SUSANITA ES MADRE SOLA (Y YO TAMBIEN)

Las familias sin mamá y papá, llevadas adelante por madres solas (por opción o resignación), son muchas en un país con un 30 por ciento de jefas de hogar. Una redactora de Las12 cuenta la vida de una mujer fuera del formato clásico que pregonan los sectores conservadores, aunque hubiera querido un formato clásico que no pudo ser.

 Por Luciana Peker

Perdón Simón (De Beauvoir), la gestora de la idea de que las mujeres no estamos sólo para gestar, pero yo bendecí desde el 6 de junio –de mis 11 años– a la menstruación que llegaba para darme una casita para mis hijos. Me escapé en tren en busca del deseo, a los 14 años, por un hombre que dejara mi cuerpo libre. Y me escapé del miedo a que mi papá –que tenía una vida tremenda y que no pudo zafar de esa herencia– me pegara. Me pegaba igual –aunque me regalara libros que adoro de Eduardo Galeano– con todas las contradicciones que tiene la violencia de la clase media y huí entre amores que se apagaban porque nunca creí merecer, la rebeldía de cambiarme en el zaguán para enfrentar la calle con mi femineidad enguantada en vestidos rojos y el refugio de la sopa de mis abuelos.
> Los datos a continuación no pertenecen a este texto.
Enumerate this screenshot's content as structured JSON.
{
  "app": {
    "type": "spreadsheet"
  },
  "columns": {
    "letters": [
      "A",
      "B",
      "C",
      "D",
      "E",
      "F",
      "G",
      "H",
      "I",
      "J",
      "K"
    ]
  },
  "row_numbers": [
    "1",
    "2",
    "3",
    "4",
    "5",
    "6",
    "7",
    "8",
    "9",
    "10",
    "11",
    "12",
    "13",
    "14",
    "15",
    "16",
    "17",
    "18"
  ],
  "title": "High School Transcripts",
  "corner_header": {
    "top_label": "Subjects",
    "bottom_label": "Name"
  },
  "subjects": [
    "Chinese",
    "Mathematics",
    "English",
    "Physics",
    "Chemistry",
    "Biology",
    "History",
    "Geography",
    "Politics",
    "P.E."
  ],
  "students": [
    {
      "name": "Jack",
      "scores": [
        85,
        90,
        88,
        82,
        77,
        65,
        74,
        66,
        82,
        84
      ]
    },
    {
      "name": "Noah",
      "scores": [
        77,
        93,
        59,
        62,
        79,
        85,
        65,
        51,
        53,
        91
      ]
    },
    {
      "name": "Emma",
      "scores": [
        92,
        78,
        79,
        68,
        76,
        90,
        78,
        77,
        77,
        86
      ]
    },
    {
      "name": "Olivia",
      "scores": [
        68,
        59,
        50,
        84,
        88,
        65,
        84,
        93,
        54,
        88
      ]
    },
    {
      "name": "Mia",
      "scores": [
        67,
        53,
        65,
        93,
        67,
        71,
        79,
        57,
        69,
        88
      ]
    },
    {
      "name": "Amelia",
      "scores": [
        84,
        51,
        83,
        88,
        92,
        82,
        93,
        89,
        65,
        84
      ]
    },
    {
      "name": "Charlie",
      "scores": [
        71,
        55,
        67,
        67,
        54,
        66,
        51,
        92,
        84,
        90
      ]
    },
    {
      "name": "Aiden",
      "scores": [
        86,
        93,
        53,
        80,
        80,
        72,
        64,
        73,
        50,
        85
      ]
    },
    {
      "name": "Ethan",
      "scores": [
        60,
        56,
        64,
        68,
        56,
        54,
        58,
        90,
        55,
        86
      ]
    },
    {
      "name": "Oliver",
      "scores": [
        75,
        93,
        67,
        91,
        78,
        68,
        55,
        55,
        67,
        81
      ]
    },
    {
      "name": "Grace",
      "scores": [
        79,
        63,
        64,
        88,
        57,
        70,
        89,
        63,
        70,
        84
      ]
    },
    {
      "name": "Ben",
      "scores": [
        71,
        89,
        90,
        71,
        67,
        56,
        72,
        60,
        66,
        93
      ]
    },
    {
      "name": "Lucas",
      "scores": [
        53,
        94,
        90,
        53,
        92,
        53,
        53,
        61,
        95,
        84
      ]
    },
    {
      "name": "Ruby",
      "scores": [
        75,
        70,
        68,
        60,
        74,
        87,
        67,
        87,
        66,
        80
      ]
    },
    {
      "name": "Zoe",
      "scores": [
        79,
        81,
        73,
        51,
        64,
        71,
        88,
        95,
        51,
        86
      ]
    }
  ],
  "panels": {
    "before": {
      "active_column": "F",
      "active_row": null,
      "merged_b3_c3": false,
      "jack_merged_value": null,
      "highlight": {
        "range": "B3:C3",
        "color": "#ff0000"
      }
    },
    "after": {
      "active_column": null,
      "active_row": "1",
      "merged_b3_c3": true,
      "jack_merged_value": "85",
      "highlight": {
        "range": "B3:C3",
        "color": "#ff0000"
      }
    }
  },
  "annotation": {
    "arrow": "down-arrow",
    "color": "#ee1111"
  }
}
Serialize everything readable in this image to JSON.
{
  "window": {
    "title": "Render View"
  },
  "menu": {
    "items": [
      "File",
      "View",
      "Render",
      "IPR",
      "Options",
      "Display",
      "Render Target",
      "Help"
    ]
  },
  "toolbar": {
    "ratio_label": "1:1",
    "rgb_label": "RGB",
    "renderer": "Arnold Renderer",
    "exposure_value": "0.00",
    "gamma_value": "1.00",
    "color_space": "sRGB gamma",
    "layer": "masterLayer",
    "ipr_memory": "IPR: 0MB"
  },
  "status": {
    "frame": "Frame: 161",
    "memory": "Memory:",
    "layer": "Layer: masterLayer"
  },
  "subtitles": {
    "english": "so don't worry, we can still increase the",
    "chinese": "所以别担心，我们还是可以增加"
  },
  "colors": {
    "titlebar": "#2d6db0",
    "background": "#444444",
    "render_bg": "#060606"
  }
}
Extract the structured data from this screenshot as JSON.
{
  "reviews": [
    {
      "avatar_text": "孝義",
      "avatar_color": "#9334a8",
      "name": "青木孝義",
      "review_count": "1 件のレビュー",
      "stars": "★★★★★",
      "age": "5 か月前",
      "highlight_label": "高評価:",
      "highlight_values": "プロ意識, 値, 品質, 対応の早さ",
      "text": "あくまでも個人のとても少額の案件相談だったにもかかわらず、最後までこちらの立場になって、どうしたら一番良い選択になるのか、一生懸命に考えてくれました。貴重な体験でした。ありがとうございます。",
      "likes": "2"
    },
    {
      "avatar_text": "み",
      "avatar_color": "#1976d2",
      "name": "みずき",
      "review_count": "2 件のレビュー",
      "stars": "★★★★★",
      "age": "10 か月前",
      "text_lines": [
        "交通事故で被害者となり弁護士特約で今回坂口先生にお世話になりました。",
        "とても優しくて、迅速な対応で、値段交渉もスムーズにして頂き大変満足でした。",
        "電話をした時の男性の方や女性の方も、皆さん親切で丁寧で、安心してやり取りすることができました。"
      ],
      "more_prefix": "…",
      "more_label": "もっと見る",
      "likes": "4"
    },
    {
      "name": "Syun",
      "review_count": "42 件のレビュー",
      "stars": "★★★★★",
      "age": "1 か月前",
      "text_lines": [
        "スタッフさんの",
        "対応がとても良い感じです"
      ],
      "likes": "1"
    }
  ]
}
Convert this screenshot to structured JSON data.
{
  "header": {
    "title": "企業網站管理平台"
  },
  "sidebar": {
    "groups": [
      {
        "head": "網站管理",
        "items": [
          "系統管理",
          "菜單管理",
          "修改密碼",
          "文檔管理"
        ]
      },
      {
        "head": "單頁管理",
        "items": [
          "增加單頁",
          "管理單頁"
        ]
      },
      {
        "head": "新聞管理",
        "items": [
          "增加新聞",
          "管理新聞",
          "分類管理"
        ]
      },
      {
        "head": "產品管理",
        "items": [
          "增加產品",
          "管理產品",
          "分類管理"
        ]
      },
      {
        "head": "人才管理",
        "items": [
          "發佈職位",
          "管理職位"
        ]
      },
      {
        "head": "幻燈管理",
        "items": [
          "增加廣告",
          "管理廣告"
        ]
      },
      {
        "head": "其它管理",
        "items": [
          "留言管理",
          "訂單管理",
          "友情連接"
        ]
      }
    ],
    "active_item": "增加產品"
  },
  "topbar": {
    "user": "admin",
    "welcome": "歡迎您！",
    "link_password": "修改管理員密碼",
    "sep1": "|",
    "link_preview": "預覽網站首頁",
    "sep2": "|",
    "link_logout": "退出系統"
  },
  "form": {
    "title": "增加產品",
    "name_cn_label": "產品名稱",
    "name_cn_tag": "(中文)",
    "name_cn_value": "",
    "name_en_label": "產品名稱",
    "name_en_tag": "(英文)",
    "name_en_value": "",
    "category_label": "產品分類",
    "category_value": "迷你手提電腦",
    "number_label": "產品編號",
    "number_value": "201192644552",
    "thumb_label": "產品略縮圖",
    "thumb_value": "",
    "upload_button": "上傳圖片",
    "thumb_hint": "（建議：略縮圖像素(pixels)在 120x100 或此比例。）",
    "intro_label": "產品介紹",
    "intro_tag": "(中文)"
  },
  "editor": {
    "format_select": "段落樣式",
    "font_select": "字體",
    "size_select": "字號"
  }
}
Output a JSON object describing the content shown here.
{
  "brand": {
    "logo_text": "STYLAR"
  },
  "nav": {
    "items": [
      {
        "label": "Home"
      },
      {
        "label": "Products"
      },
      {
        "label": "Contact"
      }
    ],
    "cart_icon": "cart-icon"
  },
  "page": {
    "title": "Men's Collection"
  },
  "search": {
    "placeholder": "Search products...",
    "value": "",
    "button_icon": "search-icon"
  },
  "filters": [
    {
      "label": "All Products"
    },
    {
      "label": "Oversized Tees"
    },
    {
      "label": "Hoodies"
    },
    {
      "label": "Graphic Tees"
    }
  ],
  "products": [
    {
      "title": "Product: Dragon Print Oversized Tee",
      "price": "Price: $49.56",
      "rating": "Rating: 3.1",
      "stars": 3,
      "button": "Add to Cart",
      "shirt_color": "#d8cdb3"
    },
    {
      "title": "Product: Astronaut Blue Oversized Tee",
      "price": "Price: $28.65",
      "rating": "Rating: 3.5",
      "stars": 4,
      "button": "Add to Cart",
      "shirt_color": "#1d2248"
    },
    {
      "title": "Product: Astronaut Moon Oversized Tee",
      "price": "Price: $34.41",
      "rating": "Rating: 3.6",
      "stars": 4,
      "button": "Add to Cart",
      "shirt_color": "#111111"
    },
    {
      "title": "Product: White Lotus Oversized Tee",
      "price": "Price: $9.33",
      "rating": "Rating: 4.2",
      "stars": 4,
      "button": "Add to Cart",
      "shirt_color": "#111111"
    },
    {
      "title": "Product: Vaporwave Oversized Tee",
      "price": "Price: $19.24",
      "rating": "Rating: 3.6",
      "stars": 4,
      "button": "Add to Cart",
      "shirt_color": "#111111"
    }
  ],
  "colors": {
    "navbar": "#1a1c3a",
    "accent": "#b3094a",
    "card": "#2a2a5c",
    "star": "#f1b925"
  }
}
Cuando mis abuelos –Tita y Benito– murieron, el desamparo no tuvo más tardes en La Perla, de Mar del Plata, ni lecturas de la revista Gente, ni terapias intensivas en donde mis caricias eran tan esperadas como el alta médico, ni apuestas a ver quién elegía a quién en ¿Usted se quiere casar? de Roberto Galán.

Durante años pasaba algún galán a dejarme un chocolate y una noche de mimos. Pero ya sabía que llamar –esa misma acción que me hacía ganarme el pan (o las tortas de manzana) en el periodismo– era lo mismo que decir atrás, satanás. Lo sigo sabiendo y lo sigo haciendo. No sé si porque no aprendo –es posible– o porque busco que el deseo de encuentro deje de dar miedo, aunque las margaritas se marchiten al segundo intento de deshojar preguntas o alojar roces.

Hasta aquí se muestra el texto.